Le bilan ci-dessous permet d’arriver à une production mesurée correspondant à environ 80 % de la production théorique de biogaz. Ceci n’est pas aberrant.

Installation de valorisation du biogaz par cogénération

L’installation de valorisation du biogaz par cogénération (production d’électricité et de chaleur) a été mise en service par Verdesis en août 2010 qui assure l’exploitation de l’installation. Elle comprend deux micro-turbines Capstone, une C200 et une C65, soit une capacité totale de 265 kW. Le biogaz est prétraité sur charbon actif pour élimination de l’H₂S puis séché.

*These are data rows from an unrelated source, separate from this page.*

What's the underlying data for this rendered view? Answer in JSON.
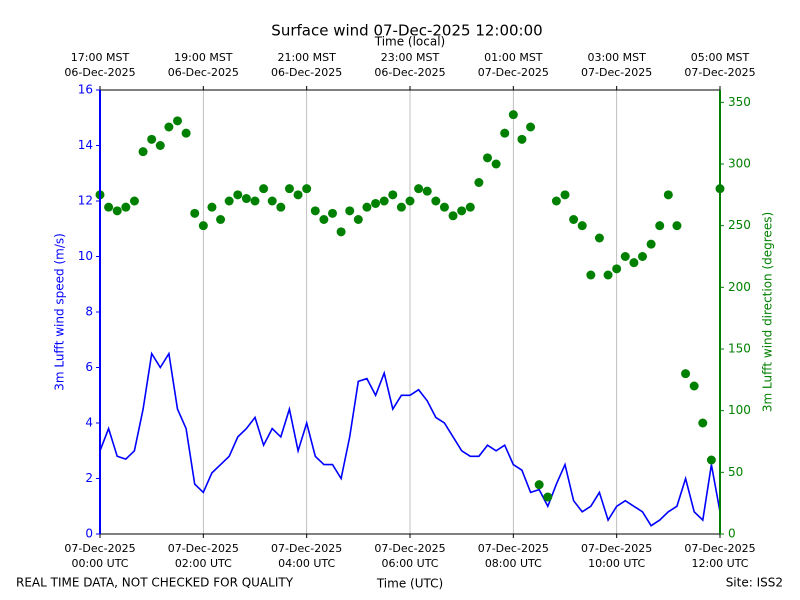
{
  "chart_data": {
    "type": "line",
    "title": "Surface wind 07-Dec-2025 12:00:00",
    "x_label": "Time (UTC)",
    "x2_label": "Time (local)",
    "y_label": "3m Lufft wind speed (m/s)",
    "y2_label": "3m Lufft wind direction (degrees)",
    "footer_left": "REAL TIME DATA, NOT CHECKED FOR QUALITY",
    "footer_right": "Site: ISS2",
    "grid": "x",
    "xlim": [
      "2025-12-07 00:00",
      "2025-12-07 12:00"
    ],
    "xticks": [
      {
        "value": "2025-12-07 00:00",
        "label": "07-Dec-2025\n00:00 UTC"
      },
      {
        "value": "2025-12-07 02:00",
        "label": "07-Dec-2025\n02:00 UTC"
      },
      {
        "value": "2025-12-07 04:00",
        "label": "07-Dec-2025\n04:00 UTC"
      },
      {
        "value": "2025-12-07 06:00",
        "label": "07-Dec-2025\n06:00 UTC"
      },
      {
        "value": "2025-12-07 08:00",
        "label": "07-Dec-2025\n08:00 UTC"
      },
      {
        "value": "2025-12-07 10:00",
        "label": "07-Dec-2025\n10:00 UTC"
      },
      {
        "value": "2025-12-07 12:00",
        "label": "07-Dec-2025\n12:00 UTC"
      }
    ],
    "x2ticks": [
      {
        "value": "2025-12-07 00:00",
        "label": "17:00 MST\n06-Dec-2025"
      },
      {
        "value": "2025-12-07 02:00",
        "label": "19:00 MST\n06-Dec-2025"
      },
      {
        "value": "2025-12-07 04:00",
        "label": "21:00 MST\n06-Dec-2025"
      },
      {
        "value": "2025-12-07 06:00",
        "label": "23:00 MST\n06-Dec-2025"
      },
      {
        "value": "2025-12-07 08:00",
        "label": "01:00 MST\n07-Dec-2025"
      },
      {
        "value": "2025-12-07 10:00",
        "label": "03:00 MST\n07-Dec-2025"
      },
      {
        "value": "2025-12-07 12:00",
        "label": "05:00 MST\n07-Dec-2025"
      }
    ],
    "ylim": [
      0,
      16
    ],
    "yticks": [
      0,
      2,
      4,
      6,
      8,
      10,
      12,
      14,
      16
    ],
    "y2lim": [
      0,
      360
    ],
    "y2ticks": [
      0,
      50,
      100,
      150,
      200,
      250,
      300,
      350
    ],
    "x": [
      "2025-12-07 00:00",
      "2025-12-07 00:10",
      "2025-12-07 00:20",
      "2025-12-07 00:30",
      "2025-12-07 00:40",
      "2025-12-07 00:50",
      "2025-12-07 01:00",
      "2025-12-07 01:10",
      "2025-12-07 01:20",
      "2025-12-07 01:30",
      "2025-12-07 01:40",
      "2025-12-07 01:50",
      "2025-12-07 02:00",
      "2025-12-07 02:10",
      "2025-12-07 02:20",
      "2025-12-07 02:30",
      "2025-12-07 02:40",
      "2025-12-07 02:50",
      "2025-12-07 03:00",
      "2025-12-07 03:10",
      "2025-12-07 03:20",
      "2025-12-07 03:30",
      "2025-12-07 03:40",
      "2025-12-07 03:50",
      "2025-12-07 04:00",
      "2025-12-07 04:10",
      "2025-12-07 04:20",
      "2025-12-07 04:30",
      "2025-12-07 04:40",
      "2025-12-07 04:50",
      "2025-12-07 05:00",
      "2025-12-07 05:10",
      "2025-12-07 05:20",
      "2025-12-07 05:30",
      "2025-12-07 05:40",
      "2025-12-07 05:50",
      "2025-12-07 06:00",
      "2025-12-07 06:10",
      "2025-12-07 06:20",
      "2025-12-07 06:30",
      "2025-12-07 06:40",
      "2025-12-07 06:50",
      "2025-12-07 07:00",
      "2025-12-07 07:10",
      "2025-12-07 07:20",
      "2025-12-07 07:30",
      "2025-12-07 07:40",
      "2025-12-07 07:50",
      "2025-12-07 08:00",
      "2025-12-07 08:10",
      "2025-12-07 08:20",
      "2025-12-07 08:30",
      "2025-12-07 08:40",
      "2025-12-07 08:50",
      "2025-12-07 09:00",
      "2025-12-07 09:10",
      "2025-12-07 09:20",
      "2025-12-07 09:30",
      "2025-12-07 09:40",
      "2025-12-07 09:50",
      "2025-12-07 10:00",
      "2025-12-07 10:10",
      "2025-12-07 10:20",
      "2025-12-07 10:30",
      "2025-12-07 10:40",
      "2025-12-07 10:50",
      "2025-12-07 11:00",
      "2025-12-07 11:10",
      "2025-12-07 11:20",
      "2025-12-07 11:30",
      "2025-12-07 11:40",
      "2025-12-07 11:50",
      "2025-12-07 12:00"
    ],
    "series": [
      {
        "name": "3m Lufft wind speed",
        "type": "line",
        "color": "#0000ff",
        "axis": "y",
        "values": [
          3.0,
          3.8,
          2.8,
          2.7,
          3.0,
          4.5,
          6.5,
          6.0,
          6.5,
          4.5,
          3.8,
          1.8,
          1.5,
          2.2,
          2.5,
          2.8,
          3.5,
          3.8,
          4.2,
          3.2,
          3.8,
          3.5,
          4.5,
          3.0,
          4.0,
          2.8,
          2.5,
          2.5,
          2.0,
          3.5,
          5.5,
          5.6,
          5.0,
          5.8,
          4.5,
          5.0,
          5.0,
          5.2,
          4.8,
          4.2,
          4.0,
          3.5,
          3.0,
          2.8,
          2.8,
          3.2,
          3.0,
          3.2,
          2.5,
          2.3,
          1.5,
          1.6,
          1.0,
          1.8,
          2.5,
          1.2,
          0.8,
          1.0,
          1.5,
          0.5,
          1.0,
          1.2,
          1.0,
          0.8,
          0.3,
          0.5,
          0.8,
          1.0,
          2.0,
          0.8,
          0.5,
          2.5,
          0.8
        ]
      },
      {
        "name": "3m Lufft wind direction",
        "type": "scatter",
        "color": "#008000",
        "axis": "y2",
        "values": [
          275,
          265,
          262,
          265,
          270,
          310,
          320,
          315,
          330,
          335,
          325,
          260,
          250,
          265,
          255,
          270,
          275,
          272,
          270,
          280,
          270,
          265,
          280,
          275,
          280,
          262,
          255,
          260,
          245,
          262,
          255,
          265,
          268,
          270,
          275,
          265,
          270,
          280,
          278,
          270,
          265,
          258,
          262,
          265,
          285,
          305,
          300,
          325,
          340,
          320,
          330,
          40,
          30,
          270,
          275,
          255,
          250,
          210,
          240,
          210,
          215,
          225,
          220,
          225,
          235,
          250,
          275,
          250,
          130,
          120,
          90,
          60,
          280
        ]
      }
    ]
  }
}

En 2011, le débit moyen à l’entrée de la cogénération était d’environ 90 Nm³/h, permettant de faire fonctionner les deux micro-turbines à leur régime nominal pour une production d’énergie électrique nette de 1500 MWh et d’énergie thermique nette de 1800 MWhth. Les 1500 MWh/an représentent la consommation annuelle de 660 personnes. La disponibilité de l’installation fut en moyenne de 97 %.

Exemple de bilan de fonctionnement sur l’année 2011

Le digesteur traite 4,5 t MS/j à 90 % de MV pour un rendement d’environ 60 % des MV.

Le temps de séjour moyen est de 26 jours.

Le taux d’ammonification est estimé à environ 35 % avec une concentration en N-NH₄ dans le digesteur à 0,8 g/l en moyenne (0,1 à 1,6 g/l) et un TAC à 4 g/l.

La proportion de graisses est estimée à 30-35 % des MV totales entrantes dans le digesteur.

Celui-ci fonctionne à une charge appliquée de 1,3-1,5 kg MV/m³ réacteur/j.

Les graisses sont toujours injectées en totalité dans le digesteur sans observation d’impact négatif sur le fonctionnement de ce dernier.

La production moyenne de biogaz est d’environ 2100 Nm³/j avec une amplitude de 800 à 3200 Nm³/j.

En raisonnant sur une plage de temps de 26 jours correspondant au temps de séjour moyen dans le digesteur, une corrélation directe a été trouvée entre la variation de la production de biogaz (courbe bleue) et la charge en MS apportée par les graisses hydrolysées (courbe rouge) ; la charge en MS apportée par les boues flottées (courbe verte) étant plus ou moins constante (figure 2).

Conclusion

Ce retour d’expérience sur cette station d’épuration est donc encourageant en termes de teneur en graisses admissible à l’entrée d’un digesteur. En moyenne, les graisses (graisses externes et graisses dans les boues flottées) représentent 35 % des MV totales entrantes dans le digesteur de LDC Sablé.

Cela est valable pour le type de graisses de cet industriel, à savoir des graisses animales majoritairement.

Une étude plus poussée sur la caractérisation de ces graisses avant/après hydrolyse et avant/après digestion permettrait à la fois d’optimiser le fonctionnement de l’hydrolyse, et de suivre les produits de décomposition des graisses et leur pourcentage de dégradation associé dans le digesteur.